Côté famille, j’ai donc atterri dans cette grande famille où presque tout le monde parle bien français (bien plus que dans ma première famille), mais où il s’est avéré impossible de créer des liens, de s’engager affectivement avec qui que ce soit. C’est une famille qui a déjà accueilli un nombre incalculable de stagiaires et qui en est maintenant complètement blasée et désabusée. D’ailleurs, dès le soir de mon arrivée, j’ai eu droit aux fameux reproches pour ceux qui m’ont précédés : ils gardent mal contact, ne reviennent pas visiter, arrêtent d’appeler ou d’écrire, etc. Donc sous des dehors de gentillesse, de salutations, de sourires et de blagues, sous le superficiel, je n’ai rien trouvé du tout, rien vécu. C’est dommage, mais en même temps pas catastrophique. Je n’ai pas été maltraitée, on n’a pas été méchant avec moi. Peut-être qu’au fond, la faute me revient aussi en partie. Peut-être ai-je laissé mon cœur dans l’autre famille, et certainement je suis arrivée dans une mauvaise phase, déprimée et gavée des aspects désagréables du Sénégal.

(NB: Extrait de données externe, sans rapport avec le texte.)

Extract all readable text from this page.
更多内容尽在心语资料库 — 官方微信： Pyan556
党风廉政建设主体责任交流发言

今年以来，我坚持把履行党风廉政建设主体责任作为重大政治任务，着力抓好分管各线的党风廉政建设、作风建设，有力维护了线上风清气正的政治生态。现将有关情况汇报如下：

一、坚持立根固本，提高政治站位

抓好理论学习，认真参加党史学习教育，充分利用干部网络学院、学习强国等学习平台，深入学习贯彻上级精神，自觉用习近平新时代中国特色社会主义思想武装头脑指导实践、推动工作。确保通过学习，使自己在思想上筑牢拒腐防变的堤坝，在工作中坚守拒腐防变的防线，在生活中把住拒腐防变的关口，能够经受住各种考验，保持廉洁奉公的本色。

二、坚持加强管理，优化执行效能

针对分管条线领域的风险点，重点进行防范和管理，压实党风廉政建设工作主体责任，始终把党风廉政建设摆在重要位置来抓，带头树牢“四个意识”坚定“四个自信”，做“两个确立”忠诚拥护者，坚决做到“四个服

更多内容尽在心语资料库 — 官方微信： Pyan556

Maintenant mon moral est revenu au beau fixe, mais il reste toujours un agacement face qu comportement des gens. Je ne peux m’empêcher de le voir avec mes lunettes culturelles, et pour moi leur façon de m’aborder est toujours grossière et impolie, me crier par la tête, me taper dessus, me crier « toubab », me faire des déclarations d’amour au premier coup d’œil, etc. Je n’y peux rien, j’ai beau raisonner que pour eux c’est normal, pour moi ça ne l’est pas. Parfois, selon l’humeur du moment, je réponds à la blague. Mais de plus en plus souvent, je réponds en ignorant, tout simplement. Je ne suis pas un jouet, je ne suis pas obligée de m’approcher de tout le monde pour leur permettre de se moquer de moi, et je ne suis pas obligée non plus de serrer les mains de tous les inconnus, surtout les enfants, des mains pas lavées très souvent et souvent très sales… C’est se respecter soi-même que de ne pas toujours s’obliger à faire ce qui nous répugne. Il faut bien se préserver un peu ici, car on est à la merci des Sénégalais 24h sur 24, 7 jours sur 7.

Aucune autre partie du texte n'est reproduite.